I had an exciting evening, last night. It was the pea harvest and June pea feast: the first real meal of fresh shelling peas from my little garden. Fresh shelled peas are something special, something truly seasonal, and I had been looking forward to this ever since I planted them in March.
It's easy to wax sentimental about peas. They go into the ground before nearly everything else in the garden; it's like this little expression of hope, when the ground is still cold and wet, to plant peas and believe that they will grow. Then they shoot up from the ground, unfolding their leaves and twining their delicate vines around their supports, and it feels like something magical has happened. And when those little pods began to appear: well, it's really exciting.
These peas are all English peas, which need to be shelled. But we would eat the baby pods off the vines, crunching the sweet baby peas inside. As the peas developed we would split the pods open and eat the peas inside raw, tiny sugary pops of green.
But finally, now, the peas are done. I harvested a few handfuls of pods last night and shelled them. That's the other side of peas, the part that makes them so special. You hardly get any, after all that waiting, watching, and impromptu garden eating. A bowlful of pods yielded perhaps half a cup of shelled peas, so special and delicious in their rarety. So of course a pea feast was immediately in order.
I cooked the peas fast in boiling steam, added butter, salt and pepper, and tossed them carefully with just a pinch of chiffonaded mint and a pile of homemade, hand-cut pasta.
We ate the pasta and the peas alone — no salad, no bread, nothing else. It was heavenly to eat those spring peas, straight from the garden, just an hour from the vine. After all the hard work of gardening and the worrisome days of too much heat, too much rain, too many weeds, this is the point: the pleasure of eating peas straight from the garden. It's simple and elemental. You really must try it sometime.

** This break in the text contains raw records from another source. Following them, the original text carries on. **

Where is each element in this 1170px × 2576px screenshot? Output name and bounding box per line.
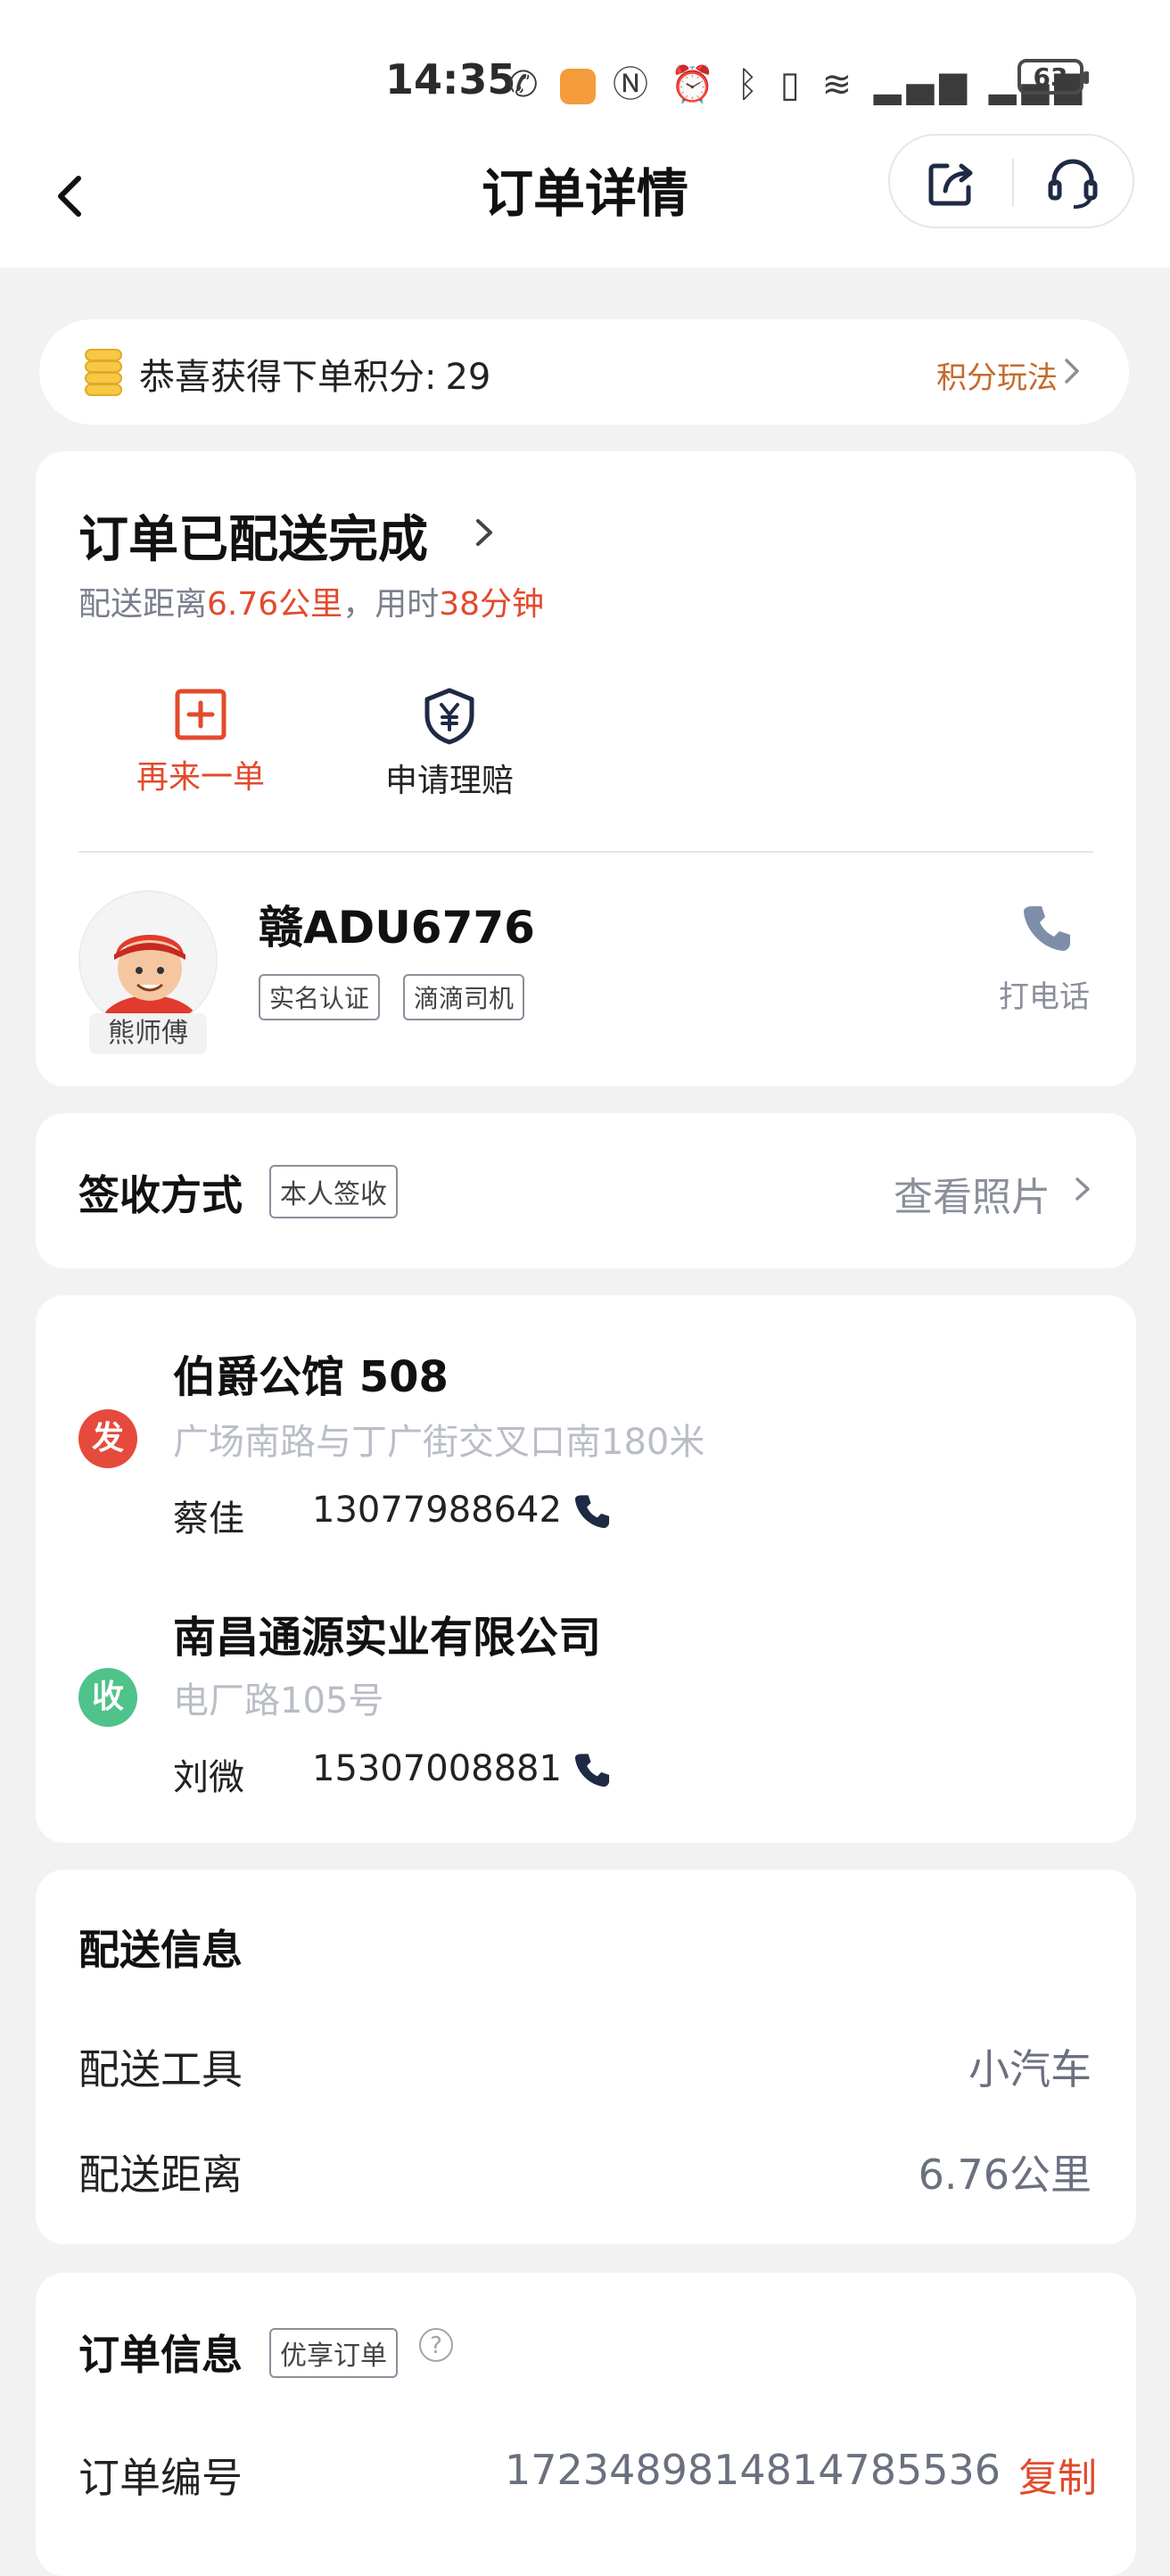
help-icon[interactable]: ? [419,2328,453,2362]
phone-icon[interactable] [573,1750,612,1789]
shield-yuan-icon [424,688,474,745]
order-status-summary: 配送距离6.76公里，用时38分钟 [78,578,544,624]
signing-method-label: 签收方式 [78,1171,243,1219]
status-icons: ✆ Ⓝ ⏰ ᛒ ▯ ≋ ▂▄▆ ▂▄▆ [508,55,1087,107]
sender-contact-name: 蔡佳 [173,1499,244,1540]
order-number-value: 1723489814814785536 [505,2446,1001,2494]
share-icon[interactable] [922,155,979,212]
order-info-card [36,2273,1136,2576]
didi-driver-tag: 滴滴司机 [403,974,525,1020]
wifi-icon: ≋ [821,64,858,105]
app-badge-icon [560,69,597,104]
call-driver-label[interactable]: 打电话 [999,972,1090,1016]
premium-order-tag: 优享订单 [269,2328,398,2378]
header-actions [888,134,1134,228]
receiver-badge: 收 [78,1668,137,1727]
verified-tag: 实名认证 [259,974,381,1020]
points-text: 恭喜获得下单积分: 29 [139,348,490,400]
vibrate-icon: ▯ [779,64,805,105]
distance-prefix: 配送距离 [78,586,208,623]
points-label: 恭喜获得下单积分: [139,357,437,398]
reorder-plus-icon [175,689,227,740]
time-prefix: ，用时 [342,586,440,623]
driver-avatar[interactable]: 熊师傅 [78,890,218,1054]
reorder-label: 再来一单 [136,759,265,796]
delivery-tool-value: 小汽车 [968,2045,1092,2093]
bluetooth-icon: ᛒ [737,64,764,105]
alarm-icon: ⏰ [670,64,721,105]
sender-address-detail: 广场南路与丁广街交叉口南180米 [173,1422,705,1463]
divider [78,851,1093,853]
view-photo-link[interactable]: 查看照片 [894,1165,1051,1222]
chevron-right-icon [1065,359,1079,384]
signing-method-tag: 本人签收 [269,1165,398,1218]
sender-badge: 发 [78,1409,137,1468]
delivery-info-title: 配送信息 [78,1926,243,1974]
phone-icon[interactable] [573,1491,612,1531]
sender-phone[interactable]: 13077988642 [312,1490,562,1531]
order-status-title[interactable]: 订单已配送完成 [78,500,428,572]
chevron-right-icon[interactable] [473,514,496,551]
phone-icon[interactable] [1020,901,1074,954]
claim-label: 申请理赔 [384,763,514,799]
copy-button[interactable]: 复制 [1018,2446,1097,2503]
avatar [78,890,218,1029]
driver-name: 熊师傅 [89,1013,207,1054]
points-rules-link[interactable]: 积分玩法 [936,353,1058,397]
driver-avatar-icon [100,935,200,1028]
claim-button[interactable]: 申请理赔 [360,687,539,801]
points-banner[interactable]: 恭喜获得下单积分: 29 积分玩法 [39,319,1129,425]
points-value: 29 [445,357,491,398]
receiver-contact-name: 刘微 [173,1757,244,1798]
missed-call-icon: ✆ [508,64,544,105]
chevron-right-icon[interactable] [1072,1172,1093,1206]
headset-icon[interactable] [1043,153,1102,212]
distance-value: 6.76公里 [207,586,343,623]
delivery-tool-label: 配送工具 [78,2045,243,2093]
header-divider [1012,159,1014,207]
receiver-phone[interactable]: 15307008881 [312,1748,562,1789]
order-info-title: 订单信息 [78,2331,243,2379]
battery-indicator: 63 [1018,59,1089,95]
license-plate: 赣ADU6776 [259,902,535,954]
order-number-label: 订单编号 [78,2454,243,2502]
nfc-icon: Ⓝ [612,64,654,105]
sender-address-name: 伯爵公馆 508 [173,1352,449,1402]
delivery-distance-label: 配送距离 [78,2151,243,2199]
receiver-address-detail: 电厂路105号 [173,1680,384,1721]
reorder-button[interactable]: 再来一单 [116,687,285,797]
receiver-address-name: 南昌通源实业有限公司 [173,1613,602,1663]
duration-value: 38分钟 [439,586,545,623]
coins-icon [85,349,122,396]
delivery-distance-value: 6.76公里 [918,2151,1092,2199]
status-time: 14:35 [385,55,516,103]
signal-4g-icon: ▂▄▆ [873,64,973,105]
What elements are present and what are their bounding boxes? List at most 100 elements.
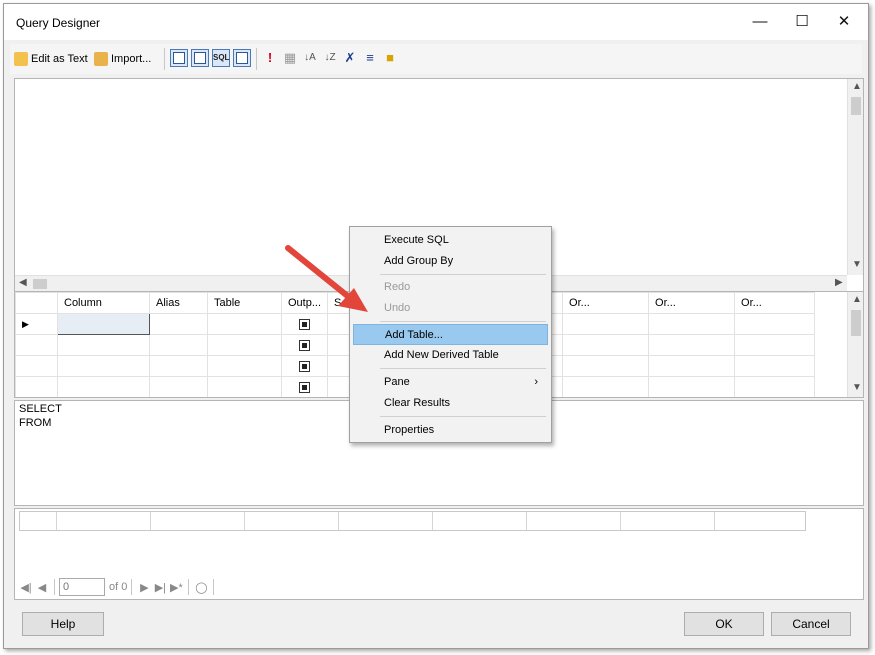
menu-item-add-table[interactable]: Add Table... xyxy=(353,324,548,345)
nav-separator xyxy=(131,579,133,595)
edit-as-text-button[interactable]: Edit as Text xyxy=(14,50,88,68)
record-navigator: ◀| ◀ 0 of 0 ▶ ▶| ▶* ◯ xyxy=(18,576,218,598)
or-cell[interactable] xyxy=(562,355,650,377)
menu-item-add-group-by[interactable]: Add Group By xyxy=(353,251,548,272)
help-button[interactable]: Help xyxy=(22,612,104,636)
or-header[interactable]: Or... xyxy=(648,292,736,314)
alias-cell[interactable] xyxy=(149,355,208,377)
grid-vertical-scrollbar[interactable]: ▲ ▼ xyxy=(847,292,863,397)
sort-descending-icon[interactable]: ↓Z xyxy=(322,49,338,67)
alias-header[interactable]: Alias xyxy=(149,292,208,314)
group-by-icon[interactable]: ≡ xyxy=(362,49,378,67)
or-cell[interactable] xyxy=(562,376,650,397)
or-cell[interactable] xyxy=(562,313,650,335)
menu-item-execute-sql[interactable]: Execute SQL xyxy=(353,230,548,251)
current-row-indicator-icon: ▶ xyxy=(15,313,58,335)
previous-record-icon[interactable]: ◀ xyxy=(34,581,50,594)
or-cell[interactable] xyxy=(562,334,650,356)
remove-filter-icon[interactable]: ✗ xyxy=(342,49,358,67)
or-cell[interactable] xyxy=(734,334,816,356)
diagram-vertical-scrollbar[interactable]: ▲ ▼ xyxy=(847,79,863,275)
table-header[interactable]: Table xyxy=(207,292,282,314)
scroll-left-icon[interactable]: ◀ xyxy=(19,277,27,288)
scroll-down-icon[interactable]: ▼ xyxy=(852,259,862,270)
or-cell[interactable] xyxy=(734,313,816,335)
row-selector[interactable] xyxy=(15,376,58,397)
output-checkbox[interactable] xyxy=(299,360,311,372)
menu-item-undo: Undo xyxy=(384,302,411,314)
record-count-label: of 0 xyxy=(109,581,128,593)
table-cell[interactable] xyxy=(207,313,282,335)
table-cell[interactable] xyxy=(207,334,282,356)
or-cell[interactable] xyxy=(734,376,816,397)
output-checkbox[interactable] xyxy=(299,318,311,330)
import-button[interactable]: Import... xyxy=(94,50,151,68)
output-cell[interactable] xyxy=(280,334,329,356)
column-header[interactable]: Column xyxy=(57,292,150,314)
column-cell[interactable] xyxy=(57,313,150,335)
results-cell xyxy=(527,512,621,530)
sort-ascending-icon[interactable]: ↓A xyxy=(302,49,318,67)
add-table-icon[interactable]: ■ xyxy=(382,49,398,67)
menu-item-properties[interactable]: Properties xyxy=(353,420,548,441)
ok-button[interactable]: OK xyxy=(684,612,764,636)
menu-item-clear-results[interactable]: Clear Results xyxy=(353,393,548,414)
results-cell xyxy=(57,512,151,530)
window-title: Query Designer xyxy=(16,16,101,30)
column-cell[interactable] xyxy=(57,355,150,377)
or-cell[interactable] xyxy=(648,334,736,356)
results-cell xyxy=(339,512,433,530)
table-cell[interactable] xyxy=(207,376,282,397)
alias-cell[interactable] xyxy=(149,313,208,335)
toolbar: Edit as Text Import... SQL ! ▦ ↓A ↓Z ✗ ≡… xyxy=(10,44,862,74)
column-cell[interactable] xyxy=(57,376,150,397)
diagram-pane-toggle[interactable] xyxy=(170,49,188,67)
menu-item-add-new-derived-table[interactable]: Add New Derived Table xyxy=(353,345,548,366)
output-cell[interactable] xyxy=(280,355,329,377)
scroll-up-icon[interactable]: ▲ xyxy=(852,294,862,305)
run-exclamation-icon[interactable]: ! xyxy=(262,49,278,67)
minimize-icon[interactable]: — xyxy=(740,8,780,36)
results-cell xyxy=(433,512,527,530)
results-cell xyxy=(245,512,339,530)
scroll-right-icon[interactable]: ▶ xyxy=(835,277,843,288)
results-pane-icon xyxy=(236,52,248,64)
menu-separator xyxy=(380,321,546,322)
sql-pane-toggle[interactable]: SQL xyxy=(212,49,230,67)
alias-cell[interactable] xyxy=(149,334,208,356)
new-record-icon[interactable]: ▶* xyxy=(168,581,184,594)
output-cell[interactable] xyxy=(280,376,329,397)
maximize-icon[interactable]: ☐ xyxy=(782,8,822,36)
or-cell[interactable] xyxy=(648,313,736,335)
alias-cell[interactable] xyxy=(149,376,208,397)
output-checkbox[interactable] xyxy=(299,381,311,393)
menu-item-pane[interactable]: Pane › xyxy=(353,372,548,393)
results-pane-toggle[interactable] xyxy=(233,49,251,67)
scroll-down-icon[interactable]: ▼ xyxy=(852,382,862,393)
record-number-input[interactable]: 0 xyxy=(59,578,105,596)
verify-sql-icon[interactable]: ▦ xyxy=(282,49,298,67)
or-cell[interactable] xyxy=(648,376,736,397)
table-cell[interactable] xyxy=(207,355,282,377)
output-checkbox[interactable] xyxy=(299,339,311,351)
last-record-icon[interactable]: ▶| xyxy=(152,581,168,594)
close-icon[interactable]: ✕ xyxy=(824,8,864,36)
column-cell[interactable] xyxy=(57,334,150,356)
first-record-icon[interactable]: ◀| xyxy=(18,581,34,594)
scroll-thumb[interactable] xyxy=(851,310,861,336)
or-header[interactable]: Or... xyxy=(562,292,650,314)
scroll-thumb[interactable] xyxy=(33,279,47,289)
grid-pane-toggle[interactable] xyxy=(191,49,209,67)
results-cell xyxy=(621,512,715,530)
row-selector[interactable] xyxy=(15,334,58,356)
cancel-button[interactable]: Cancel xyxy=(771,612,851,636)
or-header[interactable]: Or... xyxy=(734,292,816,314)
or-cell[interactable] xyxy=(648,355,736,377)
next-record-icon[interactable]: ▶ xyxy=(136,581,152,594)
stop-icon[interactable]: ◯ xyxy=(193,581,209,594)
scroll-up-icon[interactable]: ▲ xyxy=(852,81,862,92)
or-cell[interactable] xyxy=(734,355,816,377)
sql-from-line: FROM xyxy=(19,417,52,429)
scroll-thumb[interactable] xyxy=(851,97,861,115)
row-selector[interactable] xyxy=(15,355,58,377)
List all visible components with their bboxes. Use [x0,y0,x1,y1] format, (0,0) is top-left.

I have a few handfuls of pods left on the vines, and there will be perhaps one more pea feast before the vines are pulled up and cucumbers go in. Just two feasts, and that's enough, until next year. (When I will plant at least twice as much.)
Related: Seasonal Spotlight: English Peas
(Images: Faith Durand)
TW Salt Mill by Wil...

What a lovely meal and an especially wonderful post. Thank you!
really enjoyed reading this....
I started growing some herbs and veggies just this year, so I understand your excitement, there is nothing like dinner, fresh from your own garden.
I love English peas and can't pass them by. They remind me of my childhood, picking them off the vine in the garden and eating them right there, right out of the pod.
Oh, amen, Faith. My vines are dying and I'm mourning them and already wondering when I should plant them for the fall harvest. They are my favorite garden snack-- and Gracie's, too. We hardly have any that make it inside the house.
Beautiful. I love fresh peas and hope that one day (when I am not living on the 36th floor) I will be able to grow them myself. They taste great in a zingy spring greens mixture that I usually put on a mezze plate.
I also just read a lovely pea recipe on Smitten Kitchen: crushed peas with smoky sesame dressing. Yum.